I use the female gender simply because "I are one" - and because to get the women using the law lawfully, is to get half the church using the law lawfully. Historically, there have been powerful women who have passionately supported the gospel of grace...and "devout" women who have stubbornly opposed the gospel of grace.
There ain't nothin' new under the sun. I've seen it before, with my own eyes. A woman with a firm superiority complex becomes a willing tool of religious spirits, and that woman will oppose all emphasis on grace. (At the very heart of it, this is exactly why Paul and Barnabas were opposed...)
Acts 13 says this, "But the Jews stirred up the devout and prominent women and the chief men of the city, raised up persecution against Paul and Barnabas, and expelled them from their region."
Yeah, I want to talk to the women. You better believe I do. Girlfriend, you can choose to be "devout and prominent" or you can be the righteousness of God in Christ - but you can't mix legalism and gospel. Every time you do, you will end up expelling others "from your region" - usually, in our age of propriety, you'll do it by being the one to leave.

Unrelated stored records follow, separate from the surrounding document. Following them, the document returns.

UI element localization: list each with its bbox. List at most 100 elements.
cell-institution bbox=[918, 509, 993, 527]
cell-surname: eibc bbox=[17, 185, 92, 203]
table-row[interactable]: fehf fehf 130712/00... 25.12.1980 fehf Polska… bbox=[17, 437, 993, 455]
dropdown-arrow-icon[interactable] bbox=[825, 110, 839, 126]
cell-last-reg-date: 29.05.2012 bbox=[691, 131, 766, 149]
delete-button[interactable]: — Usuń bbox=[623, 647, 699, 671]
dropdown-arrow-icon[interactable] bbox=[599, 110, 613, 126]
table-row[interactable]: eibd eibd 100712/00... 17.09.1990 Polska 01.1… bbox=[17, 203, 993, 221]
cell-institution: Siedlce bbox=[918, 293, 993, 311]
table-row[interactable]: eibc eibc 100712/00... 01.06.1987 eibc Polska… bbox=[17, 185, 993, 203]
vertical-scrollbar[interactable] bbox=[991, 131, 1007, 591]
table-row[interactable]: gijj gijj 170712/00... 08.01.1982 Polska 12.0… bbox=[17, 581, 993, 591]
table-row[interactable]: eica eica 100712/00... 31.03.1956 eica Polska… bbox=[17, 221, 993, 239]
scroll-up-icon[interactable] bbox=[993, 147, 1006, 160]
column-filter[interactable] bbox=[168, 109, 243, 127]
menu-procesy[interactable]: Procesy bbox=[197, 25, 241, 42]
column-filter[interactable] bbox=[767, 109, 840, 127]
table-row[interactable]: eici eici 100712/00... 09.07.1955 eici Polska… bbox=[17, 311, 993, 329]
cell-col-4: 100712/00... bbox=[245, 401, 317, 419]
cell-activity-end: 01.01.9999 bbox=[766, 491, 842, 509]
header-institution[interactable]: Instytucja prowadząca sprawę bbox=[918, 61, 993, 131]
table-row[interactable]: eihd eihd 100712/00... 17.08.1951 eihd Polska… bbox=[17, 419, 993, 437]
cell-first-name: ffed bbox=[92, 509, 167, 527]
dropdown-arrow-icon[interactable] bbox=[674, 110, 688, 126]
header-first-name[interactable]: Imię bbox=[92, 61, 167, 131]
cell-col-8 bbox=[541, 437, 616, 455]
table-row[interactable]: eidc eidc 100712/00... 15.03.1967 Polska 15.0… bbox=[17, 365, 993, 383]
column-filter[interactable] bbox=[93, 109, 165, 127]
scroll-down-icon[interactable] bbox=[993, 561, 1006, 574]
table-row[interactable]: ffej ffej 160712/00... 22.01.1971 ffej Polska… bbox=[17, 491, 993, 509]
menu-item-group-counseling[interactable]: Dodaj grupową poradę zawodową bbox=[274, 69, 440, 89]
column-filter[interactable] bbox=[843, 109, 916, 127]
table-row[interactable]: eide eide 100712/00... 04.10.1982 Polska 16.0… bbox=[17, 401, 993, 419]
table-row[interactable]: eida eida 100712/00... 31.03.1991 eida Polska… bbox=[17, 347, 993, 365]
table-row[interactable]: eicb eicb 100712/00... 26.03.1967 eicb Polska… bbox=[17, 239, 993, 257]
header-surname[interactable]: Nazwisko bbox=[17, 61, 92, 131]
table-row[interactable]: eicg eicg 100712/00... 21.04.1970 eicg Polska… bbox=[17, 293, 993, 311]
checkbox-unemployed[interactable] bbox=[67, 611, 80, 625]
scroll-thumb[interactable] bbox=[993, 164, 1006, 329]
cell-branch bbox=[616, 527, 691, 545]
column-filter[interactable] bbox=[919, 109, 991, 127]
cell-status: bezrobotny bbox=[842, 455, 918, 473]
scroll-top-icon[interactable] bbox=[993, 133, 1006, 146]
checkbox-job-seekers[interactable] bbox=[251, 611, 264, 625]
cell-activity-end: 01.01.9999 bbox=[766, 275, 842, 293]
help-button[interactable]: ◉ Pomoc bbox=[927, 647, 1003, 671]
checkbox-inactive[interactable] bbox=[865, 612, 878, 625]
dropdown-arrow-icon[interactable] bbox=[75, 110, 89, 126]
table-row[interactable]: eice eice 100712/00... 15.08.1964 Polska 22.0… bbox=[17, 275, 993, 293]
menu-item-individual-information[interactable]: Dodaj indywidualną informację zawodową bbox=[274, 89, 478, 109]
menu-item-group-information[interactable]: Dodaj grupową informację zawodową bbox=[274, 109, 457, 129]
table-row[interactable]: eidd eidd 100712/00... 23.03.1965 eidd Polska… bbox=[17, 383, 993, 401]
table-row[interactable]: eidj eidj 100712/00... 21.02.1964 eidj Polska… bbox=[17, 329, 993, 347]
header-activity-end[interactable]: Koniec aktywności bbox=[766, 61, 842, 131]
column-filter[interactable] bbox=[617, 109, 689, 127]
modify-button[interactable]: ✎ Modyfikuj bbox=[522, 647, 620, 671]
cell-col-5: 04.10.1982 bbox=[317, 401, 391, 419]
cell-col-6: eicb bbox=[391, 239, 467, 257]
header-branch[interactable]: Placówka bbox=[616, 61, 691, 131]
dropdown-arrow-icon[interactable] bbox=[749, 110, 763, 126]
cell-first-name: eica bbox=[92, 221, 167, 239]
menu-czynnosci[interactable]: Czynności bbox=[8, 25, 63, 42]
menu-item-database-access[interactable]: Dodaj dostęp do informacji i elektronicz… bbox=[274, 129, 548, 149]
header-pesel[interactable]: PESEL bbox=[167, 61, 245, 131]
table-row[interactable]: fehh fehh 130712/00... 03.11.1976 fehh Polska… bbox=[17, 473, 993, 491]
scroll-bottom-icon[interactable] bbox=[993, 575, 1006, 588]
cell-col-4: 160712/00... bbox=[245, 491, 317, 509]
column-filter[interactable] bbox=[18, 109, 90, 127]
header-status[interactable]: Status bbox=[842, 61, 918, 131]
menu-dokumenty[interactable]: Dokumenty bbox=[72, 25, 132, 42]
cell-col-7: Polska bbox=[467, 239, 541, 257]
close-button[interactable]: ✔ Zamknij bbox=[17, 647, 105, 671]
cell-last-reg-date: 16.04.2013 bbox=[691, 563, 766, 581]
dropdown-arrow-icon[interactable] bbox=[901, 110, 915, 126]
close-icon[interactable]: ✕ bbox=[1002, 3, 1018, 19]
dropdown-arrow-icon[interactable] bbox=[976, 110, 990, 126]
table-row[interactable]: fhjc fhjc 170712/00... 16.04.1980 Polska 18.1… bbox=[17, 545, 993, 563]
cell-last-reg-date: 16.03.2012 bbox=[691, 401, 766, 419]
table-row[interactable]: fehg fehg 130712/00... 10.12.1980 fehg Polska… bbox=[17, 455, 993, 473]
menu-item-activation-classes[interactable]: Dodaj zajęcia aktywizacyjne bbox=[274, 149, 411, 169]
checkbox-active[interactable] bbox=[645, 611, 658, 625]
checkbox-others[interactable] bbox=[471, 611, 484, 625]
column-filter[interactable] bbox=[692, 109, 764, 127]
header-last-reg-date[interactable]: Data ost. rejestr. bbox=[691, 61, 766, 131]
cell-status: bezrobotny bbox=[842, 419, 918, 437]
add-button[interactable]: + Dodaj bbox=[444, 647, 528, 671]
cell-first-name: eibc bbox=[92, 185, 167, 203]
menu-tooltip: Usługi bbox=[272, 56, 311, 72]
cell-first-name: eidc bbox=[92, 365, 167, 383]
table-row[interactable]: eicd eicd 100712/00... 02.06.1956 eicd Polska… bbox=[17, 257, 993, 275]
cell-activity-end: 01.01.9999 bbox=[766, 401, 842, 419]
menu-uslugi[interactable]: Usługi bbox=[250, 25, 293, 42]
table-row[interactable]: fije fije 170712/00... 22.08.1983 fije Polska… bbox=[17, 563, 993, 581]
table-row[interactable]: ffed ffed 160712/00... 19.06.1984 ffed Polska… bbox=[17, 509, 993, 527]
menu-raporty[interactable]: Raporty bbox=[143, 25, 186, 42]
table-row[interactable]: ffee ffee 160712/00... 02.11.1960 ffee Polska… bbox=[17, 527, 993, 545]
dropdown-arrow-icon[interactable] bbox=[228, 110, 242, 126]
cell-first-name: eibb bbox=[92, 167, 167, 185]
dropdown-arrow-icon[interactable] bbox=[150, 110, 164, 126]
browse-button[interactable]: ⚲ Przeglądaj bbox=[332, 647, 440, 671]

Here is the sort of devout woman I want to be:
"Then Paul, as his custom was, went in to them, and for three Sabbaths reasoned with them from the Scriptures...And some of them were persuaded; and a great multitude of the devout Greeks, and not a few of the leading women, joined Paul and Silas. But the Jews who were not persuaded, becoming envious...attacked." (Acts 17)
Throughout history, for every devout legalista, God has raised up a leading grace-girl. I so want to be the grace-girl. I want to be persuade-able, tender towards the Gospel. I want to be God's woman, not my own version of God's woman.
(Which means, I will actively support the Pauls and Silases in my life, but that's another topic altogether...Jezebel cannot give honor where it is due, and she certainly can't stop controlling the men in her life, and she will ultimately never keep her mouth shut. She's convinced that she knows more.)
Oh my. I think I'll stop now. I've riled enough religion as it is. Few things are scarier than a woman who is devout for all the wrong reasons, who is unpersuade-able, and envious of the powerful women who embrace the grace message of the gospel.
I sort of understand. I'd envy me, too...not that I'm "powerful", but God certainly gives me every good thing I haven't earned and do not deserve.